Indonesia’s workforce suffers from sub-par education. Although there is a healthy annual output of graduates, the majority have not been able to acquire full-time employment four to eight months or more after graduation. Indonesia does not suffer from a lack of graduates but a lack of appropriately skilled workers for employers to hire. Many graduates are not equipped for jobs in the current economy.

Workforce productivity will be critical to driving down the cost of the Jokowi administration’s massive infrastructure spending. Otherwise, with productivity lacking, the cost of infrastructure spending will be absorbed as public debt. Legally, Indonesia must hold public debt below 60 per cent of its GDP. Yet, this does not consider the possibility that private debt will soar because of Bank Indonesia’s loose monetary policy. High productivity can keep severe inflation at bay as debt can be financed by higher productivity and employment.

Between January 2020 and February 2021, Bank Indonesia cut its benchmark interest rate from 5 per cent to 3.5 per cent and deployed a large local currency government bond purchasing program to help finance government fiscal deficits. Yet because businesses have not been willing to take more risks across their portfolios, private credit growth has dropped. This has also been the experience in Japan, where low interest rates maintained by the Bank of Japan increased private debt; but with banks reluctant to lend, companies and households have not borrowed enough to stimulate growth. How Indonesia can avoid the same trap is unclear.

The societal consequences of economic malaise would be a calamity for Indonesia with the country’s young population relying heavily on a robust labour market. By curbing inflation, youth unemployment will likely decrease, and Indonesia’s economy could be more resilient than before the pandemic.

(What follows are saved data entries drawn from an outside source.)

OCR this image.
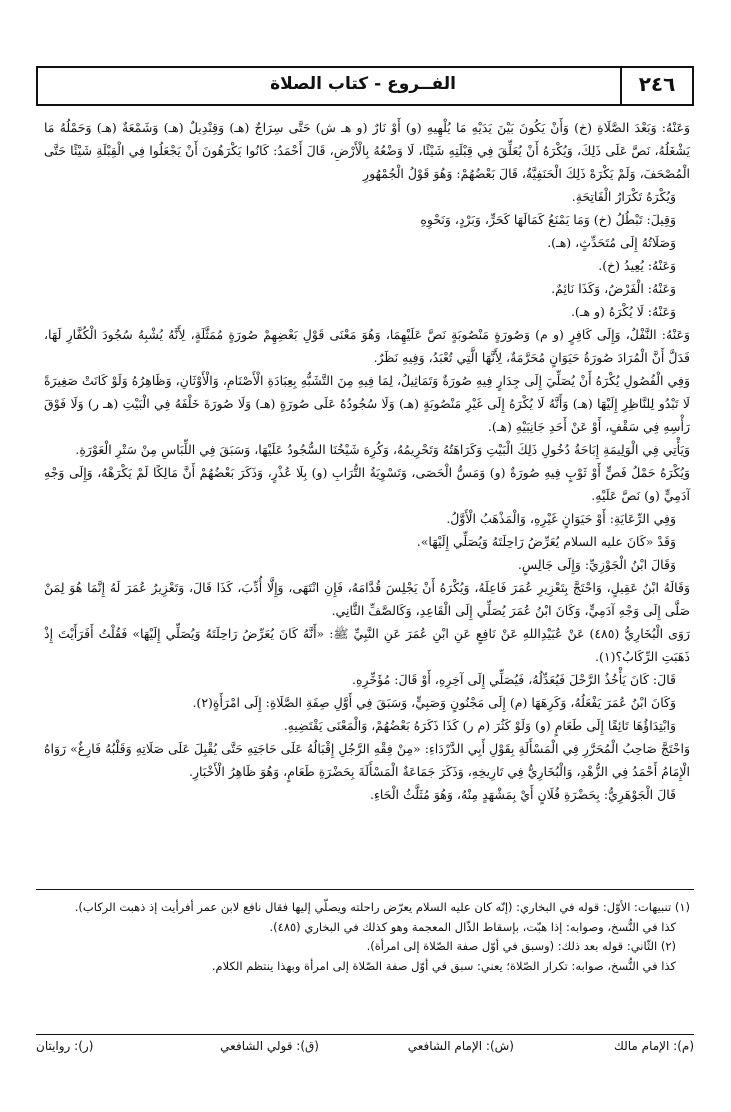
٢٤٦
الفــروع - كتاب الصلاة

وَعَنْهُ: وَبَعْدَ الصَّلَاةِ (خ) وَأَنْ يَكُونَ بَيْنَ يَدَيْهِ مَا يُلْهِيهِ (و) أَوْ نَارٌ (و هـ ش) حَتَّى سِرَاجٌ (هـ) وَقِنْدِيلٌ (هـ) وَشَمْعَةٌ (هـ) وَحَمْلُهُ مَا يَشْغَلُهُ، نَصَّ عَلَى ذَلِكَ، وَيُكْرَهُ أَنْ يُعَلِّقَ فِي قِبْلَتِهِ شَيْئًا، لَا وَضْعُهُ بِالْأَرْضِ، قَالَ أَحْمَدُ: كَانُوا يَكْرَهُونَ أَنْ يَجْعَلُوا فِي الْقِبْلَةِ شَيْئًا حَتَّى الْمُصْحَفَ، وَلَمْ يَكْرَهْ ذَلِكَ الْحَنَفِيَّةُ، قَالَ بَعْضُهُمْ: وَهُوَ قَوْلُ الْجُمْهُورِ

وَيُكْرَهُ تَكْرَارُ الْفَاتِحَةِ.

وَقِيلَ: تَبْطُلُ (خ) وَمَا يَمْنَعُ كَمَالَهَا كَحَرٍّ، وَبَرْدٍ، وَنَحْوِهِ

وَصَلَاتُهُ إِلَى مُتَحَدِّثٍ، (هـ).

وَعَنْهُ: يُعِيدُ (خ).

وَعَنْهُ: الْفَرْضُ، وَكَذَا نَائِمٌ.

وَعَنْهُ: لَا يُكْرَهُ (و هـ).

وَعَنْهُ: النَّفْلُ، وَإِلَى كَافِرٍ (و م) وَصُورَةٍ مَنْصُوبَةٍ نَصَّ عَلَيْهِمَا، وَهُوَ مَعْنَى قَوْلِ بَعْضِهِمْ صُورَةٍ مُمَثَّلَةٍ، لِأَنَّهُ يُشْبِهُ سُجُودَ الْكُفَّارِ لَهَا، فَدَلَّ أَنَّ الْمُرَادَ صُورَةُ حَيَوَانٍ مُحَرَّمَةٌ، لِأَنَّهَا الَّتِي تُعْبَدُ، وَفِيهِ نَظَرٌ.

وَفِي الْفُصُولِ يُكْرَهُ أَنْ يُصَلِّيَ إِلَى جِدَارٍ فِيهِ صُورَةٌ وَتَمَاثِيلُ، لِمَا فِيهِ مِنَ التَّشَبُّهِ بِعِبَادَةِ الْأَصْنَامِ، وَالْأَوْثَانِ، وَظَاهِرُهُ وَلَوْ كَانَتْ صَغِيرَةً لَا تَبْدُو لِلنَّاظِرِ إِلَيْهَا (هـ) وَأَنَّهُ لَا يُكْرَهُ إِلَى غَيْرِ مَنْصُوبَةٍ (هـ) وَلَا سُجُودُهُ عَلَى صُورَةٍ (هـ) وَلَا صُورَةَ خَلْفَهُ فِي الْبَيْتِ (هـ ر) وَلَا فَوْقَ رَأْسِهِ فِي سَقْفٍ، أَوْ عَنْ أَحَدِ جَانِبَيْهِ (هـ).

وَيَأْتِي فِي الْوَلِيمَةِ إِبَاحَةُ دُخُولِ ذَلِكَ الْبَيْتِ وَكَرَاهَتُهُ وَتَحْرِيمُهُ، وَكُرِهَ شَيْخُنَا السُّجُودُ عَلَيْهَا، وَسَبَقَ فِي اللِّبَاسِ مِنْ سَتْرِ الْعَوْرَةِ.

وَيُكْرَهُ حَمْلُ فَصٍّ أَوْ ثَوْبٍ فِيهِ صُورَةٌ (و) وَمَسُّ الْحَصَى، وَتَسْوِيَةُ التُّرَابِ (و) بِلَا عُذْرٍ، وَذَكَرَ بَعْضُهُمْ أَنَّ مَالِكًا لَمْ يَكْرَهْهُ، وَإِلَى وَجْهِ آدَمِيٍّ (و) نَصَّ عَلَيْهِ.

وَفِي الرِّعَايَةِ: أَوْ حَيَوَانٍ غَيْرِهِ، وَالْمَذْهَبُ الْأَوَّلُ.

وَقَدْ «كَانَ عليه السلام يُعَرِّضُ رَاحِلَتَهُ وَيُصَلِّي إِلَيْهَا».

وَقَالَ ابْنُ الْجَوْزِيِّ: وَإِلَى جَالِسٍ.

وَقَالَهُ ابْنُ عَقِيلٍ، وَاحْتَجَّ بِتَعْزِيرِ عُمَرَ فَاعِلَهُ، وَيُكْرَهُ أَنْ يَجْلِسَ قُدَّامَهُ، فَإِنِ انْتَهَى، وَإِلَّا أُدِّبَ، كَذَا قَالَ، وَتَعْزِيرُ عُمَرَ لَهُ إِنَّمَا هُوَ لِمَنْ صَلَّى إِلَى وَجْهِ آدَمِيٍّ، وَكَانَ ابْنُ عُمَرَ يُصَلِّي إِلَى الْقَاعِدِ، وَكَالصَّفِّ الثَّانِي.

رَوَى الْبُخَارِيُّ (٤٨٥) عَنْ عُبَيْدِاللهِ عَنْ نَافِعٍ عَنِ ابْنِ عُمَرَ عَنِ النَّبِيِّ ﷺ: «أَنَّهُ كَانَ يُعَرِّضُ رَاحِلَتَهُ وَيُصَلِّي إِلَيْهَا» فَقُلْتُ أَفَرَأَيْتَ إِذْ ذَهَبَتِ الرِّكَابُ؟(١).

قَالَ: كَانَ يَأْخُذُ الرَّحْلَ فَيُعَدِّلُهُ، فَيُصَلِّي إِلَى آخِرِهِ، أَوْ قَالَ: مُؤَخِّرِهِ.

وَكَانَ ابْنُ عُمَرَ يَفْعَلُهُ، وَكَرِهَهَا (م) إِلَى مَجْنُونٍ وَصَبِيٍّ، وَسَبَقَ فِي أَوَّلِ صِفَةِ الصَّلَاةِ: إِلَى امْرَأَةٍ(٢).

وَابْتِدَاؤُهَا تَائِقًا إِلَى طَعَامٍ (و) وَلَوْ كَثُرَ (م ر) كَذَا ذَكَرَهُ بَعْضُهُمْ، وَالْمَعْنَى يَقْتَضِيهِ.

وَاحْتَجَّ صَاحِبُ الْمُحَرَّرِ فِي الْمَسْأَلَةِ بِقَوْلِ أَبِي الدَّرْدَاءِ: «مِنْ فِقْهِ الرَّجُلِ إِقْبَالُهُ عَلَى حَاجَتِهِ حَتَّى يُقْبِلَ عَلَى صَلَاتِهِ وَقَلْبُهُ فَارِغٌ» رَوَاهُ الْإِمَامُ أَحْمَدُ فِي الزُّهْدِ، وَالْبُخَارِيُّ فِي تَارِيخِهِ، وَذَكَرَ جَمَاعَةٌ الْمَسْأَلَةَ بِحَضْرَةِ طَعَامٍ، وَهُوَ ظَاهِرُ الْأَخْبَارِ.

قَالَ الْجَوْهَرِيُّ: بِحَضْرَةِ فُلَانٍ أَيْ بِمَشْهَدٍ مِنْهُ، وَهُوَ مُثَلَّثُ الْحَاءِ.

(١) تنبيهات: الأوّل: قوله في البخاري: (إنّه كان عليه السلام يعرّض راحلته ويصلّي إليها فقال نافع لابن عمر أفرأيت إذ ذهبت الركاب).

كذا في النُّسخ، وصوابه: إذا هبّت، بإسقاط الذّال المعجمة وهو كذلك في البخاري (٤٨٥).

(٢) الثّاني: قوله بعد ذلك: (وسبق في أوّل صفة الصّلاة إلى امرأة).

كذا في النُّسخ، صوابه: تكرار الصّلاة؛ يعني: سبق في أوّل صفة الصّلاة إلى امرأة وبهذا ينتظم الكلام.

(م): الإمام مالك
(ش): الإمام الشافعي
(ق): قولي الشافعي
(ر): روايتان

With Indonesia now being able to collect taxes more efficiently with the latest tax reform bill passed in parliament, the country is set on a more stable path for its fiscal position post-pandemic. Youth unemployment was a common problem in Indonesia before COVID-19, and the pandemic-associated economic shock has not improved labour market conditions. This problem requires a greater set of reforms that will only be implemented once the economy stabilises through proper management of inflation. Then, moving forward, Indonesia can set its sights on greater economic growth.

Gerardus Yosari is a Research Analyst in the Indonesia Programme at the S Rajaratnam School of International Studies, Nanyang Technological University, Singapore.